Cyber compliance: Cohesity reacts to SEC announcements
July 2023 by Cohesity
The U.S. Securities and Exchange Commission (SEC) published new requirements for publicly traded companies. They are now required to disclose all significant cyber incidents within four business days, and to publish detailed information on their cyber risk management, strategy and governance on an annual basis.
In France, the Ministry of the Interior’s orientation and programming law (Lopmi) also requires companies that have been victims of ransomware cyberattacks to file a complaint within 72 hours if they wish to benefit from assistance and reimbursement of a cyber ransom by their insurance.
In addition, the European NIS 2 directive, due to come into force in member states in the second half of 2024, imposes a new regulatory framework for cyber risk management, particularly in terms of analyzing the measures put in place for information systems security, business continuity, backup management and disaster recovery, as well as crisis management.
The question of critical and sensitive data, their clear identification and the protection measures put in place will therefore be at the heart of this new regulatory framework.

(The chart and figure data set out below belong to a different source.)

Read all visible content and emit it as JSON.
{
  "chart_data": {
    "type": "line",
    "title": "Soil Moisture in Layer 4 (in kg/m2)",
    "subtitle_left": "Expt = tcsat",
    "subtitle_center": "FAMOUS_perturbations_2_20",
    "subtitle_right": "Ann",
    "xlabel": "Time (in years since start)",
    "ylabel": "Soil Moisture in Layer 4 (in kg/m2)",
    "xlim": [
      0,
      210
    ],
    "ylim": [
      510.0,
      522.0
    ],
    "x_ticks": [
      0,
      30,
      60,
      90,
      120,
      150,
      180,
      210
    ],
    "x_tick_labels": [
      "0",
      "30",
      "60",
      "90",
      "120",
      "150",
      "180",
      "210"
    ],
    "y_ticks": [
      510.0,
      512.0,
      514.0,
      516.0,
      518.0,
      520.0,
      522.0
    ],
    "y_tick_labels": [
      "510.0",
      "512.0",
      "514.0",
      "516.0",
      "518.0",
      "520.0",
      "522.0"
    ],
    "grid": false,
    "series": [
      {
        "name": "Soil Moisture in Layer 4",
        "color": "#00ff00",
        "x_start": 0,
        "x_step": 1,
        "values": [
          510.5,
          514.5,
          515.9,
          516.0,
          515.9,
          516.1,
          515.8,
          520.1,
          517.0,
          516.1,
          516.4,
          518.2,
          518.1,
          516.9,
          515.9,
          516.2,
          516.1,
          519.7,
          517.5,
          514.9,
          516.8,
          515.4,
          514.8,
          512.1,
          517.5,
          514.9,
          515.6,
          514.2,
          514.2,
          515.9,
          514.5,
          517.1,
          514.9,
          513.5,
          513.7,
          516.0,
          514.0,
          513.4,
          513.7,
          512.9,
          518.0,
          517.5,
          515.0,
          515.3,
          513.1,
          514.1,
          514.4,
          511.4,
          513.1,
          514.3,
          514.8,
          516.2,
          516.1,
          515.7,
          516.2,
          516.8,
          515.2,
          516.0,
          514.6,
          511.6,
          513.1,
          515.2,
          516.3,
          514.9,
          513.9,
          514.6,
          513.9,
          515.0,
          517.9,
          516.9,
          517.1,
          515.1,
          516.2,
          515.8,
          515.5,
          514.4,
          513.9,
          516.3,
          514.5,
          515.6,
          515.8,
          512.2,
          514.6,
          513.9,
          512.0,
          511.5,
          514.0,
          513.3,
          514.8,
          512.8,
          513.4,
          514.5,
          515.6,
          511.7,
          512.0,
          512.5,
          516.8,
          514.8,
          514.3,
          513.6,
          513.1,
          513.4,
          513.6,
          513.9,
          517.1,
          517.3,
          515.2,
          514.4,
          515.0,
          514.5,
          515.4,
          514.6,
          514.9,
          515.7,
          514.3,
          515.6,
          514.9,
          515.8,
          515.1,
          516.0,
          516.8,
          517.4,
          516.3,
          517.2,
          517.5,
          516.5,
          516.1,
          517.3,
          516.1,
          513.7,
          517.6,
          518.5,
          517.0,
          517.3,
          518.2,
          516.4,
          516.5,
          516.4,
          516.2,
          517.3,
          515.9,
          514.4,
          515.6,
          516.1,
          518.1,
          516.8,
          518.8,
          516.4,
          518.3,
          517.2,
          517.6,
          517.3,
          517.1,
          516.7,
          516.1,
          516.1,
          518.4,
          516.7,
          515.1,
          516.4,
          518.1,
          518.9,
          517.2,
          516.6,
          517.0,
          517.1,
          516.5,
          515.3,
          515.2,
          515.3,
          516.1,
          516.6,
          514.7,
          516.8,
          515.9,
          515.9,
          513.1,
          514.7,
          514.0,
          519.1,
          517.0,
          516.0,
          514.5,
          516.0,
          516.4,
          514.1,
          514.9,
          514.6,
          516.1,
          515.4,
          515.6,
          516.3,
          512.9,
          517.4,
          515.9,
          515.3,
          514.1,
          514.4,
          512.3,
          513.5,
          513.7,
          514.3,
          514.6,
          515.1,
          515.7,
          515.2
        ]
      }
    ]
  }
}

In the United States, the SEC goes further, requiring affected companies to disclose the material impact of the attack, particularly in terms of the most critical data.
However, for Mark Molyneux, CTO EMEA at Cohesity, "Most companies will find it difficult to properly assess the value of data that has been stolen, altered, accessed or used for other unauthorized purposes, as much is hidden in the dark." Gartner refers to this as "Dark Data", which could represent up to 75% of a company’s total data. To best prepare for this new legislative framework, "Companies need to equip themselves with a modern, robust and intelligent system for safeguarding and classifying their data, not only to meet current compliance and transparency requirements, but also and above all, to counter the exponential threat of cyber-attacks, which are becoming ever more sophisticated and pernicious" continues Mark Molyneux.
While these new rules carry notorious penalties - with the SEC imposing fines of $6.4 billion in 2022 alone - listed companies in the USA need to get their act together. Europe is not to be outdone, particularly as the NIS 2 directive approaches entry into force.